#YEKSHAB1

#yekshab

(a hashtag in search of stories)

 a multimodal multithreaded abstract quiescent scroll

 

#yekshab is an ongoing, participatory, cumulative, part-public, part-performative literary work. #yekshab stands for a type of openness. It stands for expansions. It stands for fluidity and multivectorial participation. A regeneration of our relationship with the world. And in the process, it reinvents and fashions newness in a range of literary realms. A literary work. A literary epic, maybe. Participatory. Cumulative. An epic scroll. (Or… (Or: is it all just a hallucination… All just poetic delirium… The fragile articulation of the attempt at constructing a tale… Maybe only this… A printed page. Ghosted digital hashtags… Empty and unpopulated… Only this. Only: this. And nothing else, really. And nothing else… #yekshab.)) A distributed abstract scroll. A fun, crazy, necessary—necessary!—multimodal multithreaded, possible, quiescent, abstract scroll. #yekshab.

 

 

One night.

A thousand tellers.

#yekshab

 

One night. That Night.

Tell me. Tell us.

#yekshab

 

One night. Story of. Story in.

One night. One thousand tellers. And I!

#yekshab

 

How you must tell, in order to survive. How you must mold the material of the world into stories, in order to survive.

(I thought about not doing it, I really did, but: it’s too good. Too right. Really. Must be done. Just, must. The reversal and the intertext. The grand reversal. And this radical and extreme brevity: #yekshab.)

One Thousand and One Nights: the classic compendium performs the central tenant of storytelling through its framing device: Shahryâr, the Persian king who marries virgins only to execute them the next morning, spares the life of Shahrzâd, the last of his wife-storytellers, because she is clever enough, astute enough, to not end the story she starts—and because… he wants to hear the rest! And from there, every night the same. The king does not go through with the execution because each night, upon finishing the previous tale, Shahrzâd starts another tale that she stops as dawn is about to break… The execution of the morning is postponed, for the king—the nasty, violent, king—wants to hear the end of the tale… And on and on for a thousand and one nights… The essence of story-telling: the necessity of turning the material of the world into stories, and the necessity of telling stories in order to survive.
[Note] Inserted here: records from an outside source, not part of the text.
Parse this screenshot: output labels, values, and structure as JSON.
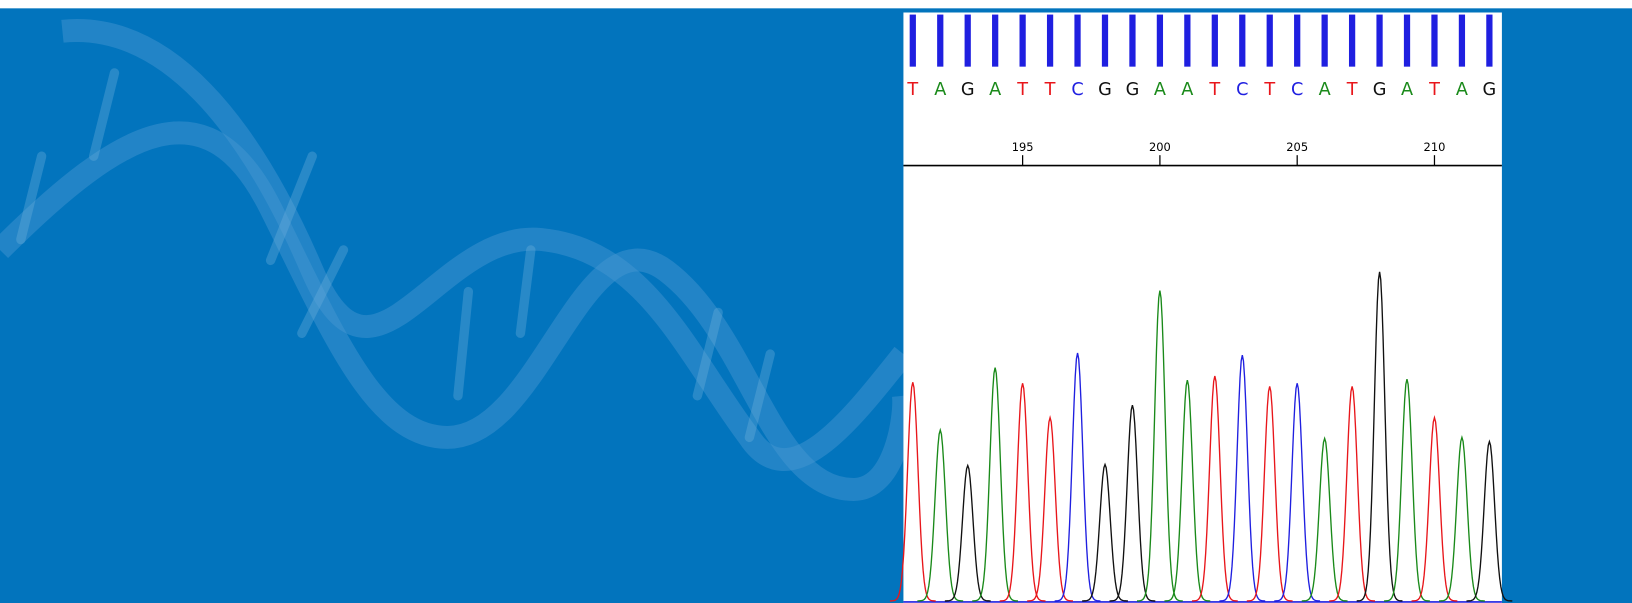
{
  "sequence": {
    "bases": [
      "T",
      "A",
      "G",
      "A",
      "T",
      "T",
      "C",
      "G",
      "G",
      "A",
      "A",
      "T",
      "C",
      "T",
      "C",
      "A",
      "T",
      "G",
      "A",
      "T",
      "A",
      "G"
    ],
    "peak_heights": [
      210,
      164,
      130,
      224,
      209,
      176,
      238,
      131,
      188,
      298,
      212,
      216,
      236,
      206,
      209,
      156,
      206,
      316,
      213,
      176,
      157,
      153
    ],
    "base_colors": {
      "A": "#1a8a1a",
      "T": "#e8161b",
      "G": "#111111",
      "C": "#1f1fe0"
    }
  },
  "ruler": {
    "labels": [
      195,
      200,
      205,
      210
    ]
  }
}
#yekshab points to the same fundamental need to mold the material of the world into stories, while radically overturning key elements of a classic intertext: instead of one person telling a story to another for a figurative (and imagined) thousand nights, there would be a thousand (figurative) tellers, telling a story to untold thousands in one (figurative) night. Story of one night. Story in one night. Told by thousands. All accumulating, all fusing. In one space and in… ethereal space. All becoming one. All: becoming our tale. #yekshab.

The hashtag: a sign that points to the crucial cumulative and participatory dimension of the endeavor—and not a literal hashtag. A symbolic one that performs the multidirectional and (dis)connected assembly of fragments. We will create Textsheets. Encantations. Shoutouts. Roundrugs. Zoomtells. Wordclouds. Wordblock Sculptures and Assemblies. Stories Around an Actual Fire. Soundstrings. Confabs and Projective Performations… And sure: various hashtags to generate a distributed digital thread—multiple hashtags in different venues, given how fluid and nimble one must be on the web and on social media platforms. So, go… Just tell. Post. Participate. A night. That night. However you want. Whatever length. Whatever genre. Whatever scale. Whichever language. Tone. Words even. Maybe Just words. Not sentences. Just words. String along words. String along images. String along impressions. Sensations. Words for that night… Of: that night… A long walk. That strange encounter. The sudden fleeing. The shots. The passing of cars, the flickering of lights. The descent of fog into the alleys. Secret getaways. Passages in strange towns or wanderings in familiar towns. The old man at the curb. The dog, the leaves. The lamps, the sky. The doubts. The dreams. The thoughts. The howls.